Open Source is the future of software.
The statement above is self-evident at this point of history — I mean, have you checked out www.microsoft.com/opensource recently?
Then, what does open-source mean when it comes to web-services?
Open Source has been a well-understood concept among the web-application community due to the neat feature “View Source” that came with almost all web-browsers. Copy-and-pasting a chunk of HTML code from one website to another was a de facto standard way of developing websites. Whether admitted it or not, web-application development is deeply rooted in open source culture.
But, where should this open source culture be heading to? Should we keep maintain the culture of copy-and-pasting others’ code with no telling? Or, rather try to embrace this open source culture and explore the possibilities that arise from sharing code?
Then, it occurred to me that, “What if we could share the entire code for web-services?”
Imagine if anyone could launch web-services such as E-bay, Craigslist, Amazon, Angie’s list, Yelp, Instagram, Twitter, etc on their own instances on AWS. Anyone could instantly replicate all the functionality and services provided by such known web-services at its micro scale. If the big name web-services are the department stores in downtown, these open-source web-services on AWS instances are the mom-and-pop stores for the local community, or they could be the black market since these services could form and disappear in a rather unpredictable manner — similar to the life cycle of AWS instances. 😉
Think about the scenario where a person can launch his/her own e-bay online auction service on an AWS instance for a school fund-raising event for a month. The person might also want to launch an instance of Craigslist for the same event, or Instagram and Twitter to keep people engaged during this period. Then, once the event is over, all the services can go away as if nothing ever happened.
Welcome to the era of Cloud Applications.
To test out the concept, I used the application “Open QA“, a web-service that is designed to display the test results of the development progress at Eucalyptus. The goal is to allow any Eucalyptus community member to launch the same service on AWS instances.
First, the web-service has to be broken down into two bodies, the service layer and the data. Then, each body of the web-service needs to be available in the open, allowing anyone to download the code and convert the AWS instances to Open QA web-service instances.
This is where GIT comes in very nicely.
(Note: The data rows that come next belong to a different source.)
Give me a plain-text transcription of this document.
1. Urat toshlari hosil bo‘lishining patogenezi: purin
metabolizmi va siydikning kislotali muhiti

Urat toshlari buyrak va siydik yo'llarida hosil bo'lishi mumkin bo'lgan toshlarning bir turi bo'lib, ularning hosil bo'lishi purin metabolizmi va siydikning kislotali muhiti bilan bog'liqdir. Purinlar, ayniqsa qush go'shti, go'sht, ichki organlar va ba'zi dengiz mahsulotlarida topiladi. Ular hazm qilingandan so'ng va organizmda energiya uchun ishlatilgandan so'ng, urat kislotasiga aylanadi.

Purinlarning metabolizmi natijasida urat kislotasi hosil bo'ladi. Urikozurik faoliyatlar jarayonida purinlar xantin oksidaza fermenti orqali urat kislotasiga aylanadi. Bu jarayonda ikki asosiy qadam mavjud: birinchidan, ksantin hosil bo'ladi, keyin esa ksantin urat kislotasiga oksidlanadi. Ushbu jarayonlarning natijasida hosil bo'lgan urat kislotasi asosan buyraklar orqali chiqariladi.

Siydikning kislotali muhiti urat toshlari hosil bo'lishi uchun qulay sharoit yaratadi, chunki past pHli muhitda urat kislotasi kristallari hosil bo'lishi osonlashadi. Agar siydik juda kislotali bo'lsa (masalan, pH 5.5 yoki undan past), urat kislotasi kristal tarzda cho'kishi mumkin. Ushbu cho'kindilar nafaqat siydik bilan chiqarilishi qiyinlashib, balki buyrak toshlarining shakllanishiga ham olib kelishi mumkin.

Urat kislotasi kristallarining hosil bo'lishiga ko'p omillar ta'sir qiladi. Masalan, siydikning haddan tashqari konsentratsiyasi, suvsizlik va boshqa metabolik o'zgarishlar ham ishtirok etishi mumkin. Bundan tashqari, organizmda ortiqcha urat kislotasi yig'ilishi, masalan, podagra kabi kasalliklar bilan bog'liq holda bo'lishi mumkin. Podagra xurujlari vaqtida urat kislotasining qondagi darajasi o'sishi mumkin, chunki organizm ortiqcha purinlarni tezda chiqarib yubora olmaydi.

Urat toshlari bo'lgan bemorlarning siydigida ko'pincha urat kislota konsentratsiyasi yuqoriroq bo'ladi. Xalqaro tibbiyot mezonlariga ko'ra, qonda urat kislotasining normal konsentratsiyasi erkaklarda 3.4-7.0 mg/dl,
For public repositories, GIT will allow you create as many branches as you want, which can serve as read-only code repositories for anyone on the Internet without hassle.
The service layer part of Open QA is available at:
The data for Open QA is available at:
Upon launching an instance on AWS, a user can simply convert the raw Amazon Linux instance into the Open QA web-service by executing 4 commands below:
sudo yum -y install git
git clone git://github.com/eucalyptus/open-qa.git
./open_qa-installer.py -t amazon -e <your_email>
At this point, the AWS instance is running a HTTPD service with Open QA PHP code in its /var/www/html directory.
However, with only the service layer installed, the instance is missing the data, thus has no content to display.
Notice that the data for Open QA is available at a different GitHub repository. The user can supply the service with the actual Open QA data by following 5 commands below:
git clone git://github.com/eucalyptus/open-qa-frontend-data.git
sudo tar -zxvf ./cache_storage_for_open_qa.tar.gz
sudo cp -r ./cache_storage_for_open_qa/* /var/www/html/webcache/.
Now, the instance is completely converted to run the Open QA web-service with the up-to-date test results.
The data for Open QA is, for now, updated at every 12:01am — pushed to the public GIT repository from the QA server at Eucalyptus HQ. In order to keep the data in sync, the AWS instances are scheduled to periodically pull the latest data via “git pull” on the data directory and copy over the new data to /var/www/html/webcache directory, which can be set as a cron job via “sudo crontab -e” on the instances.
This proof-of-concept case with Open QA application is to demonstrate how GIT and AWS can be used to make an open-source web-service to be launched by anyone with the AWS account. The separation of the service layer and the data for the web-service allows the update to take place independently; for some other web-applications, it might be desirable that the user supplies his/her own customized data, thus only utilizing the service layer.
If anyone ever dreams of launching 10,000 instances of a web-application in the cloud, it must be done through the open source scenario above where the application pulls the needed service and data at its own pace and for its own purpose, which is to serve locally.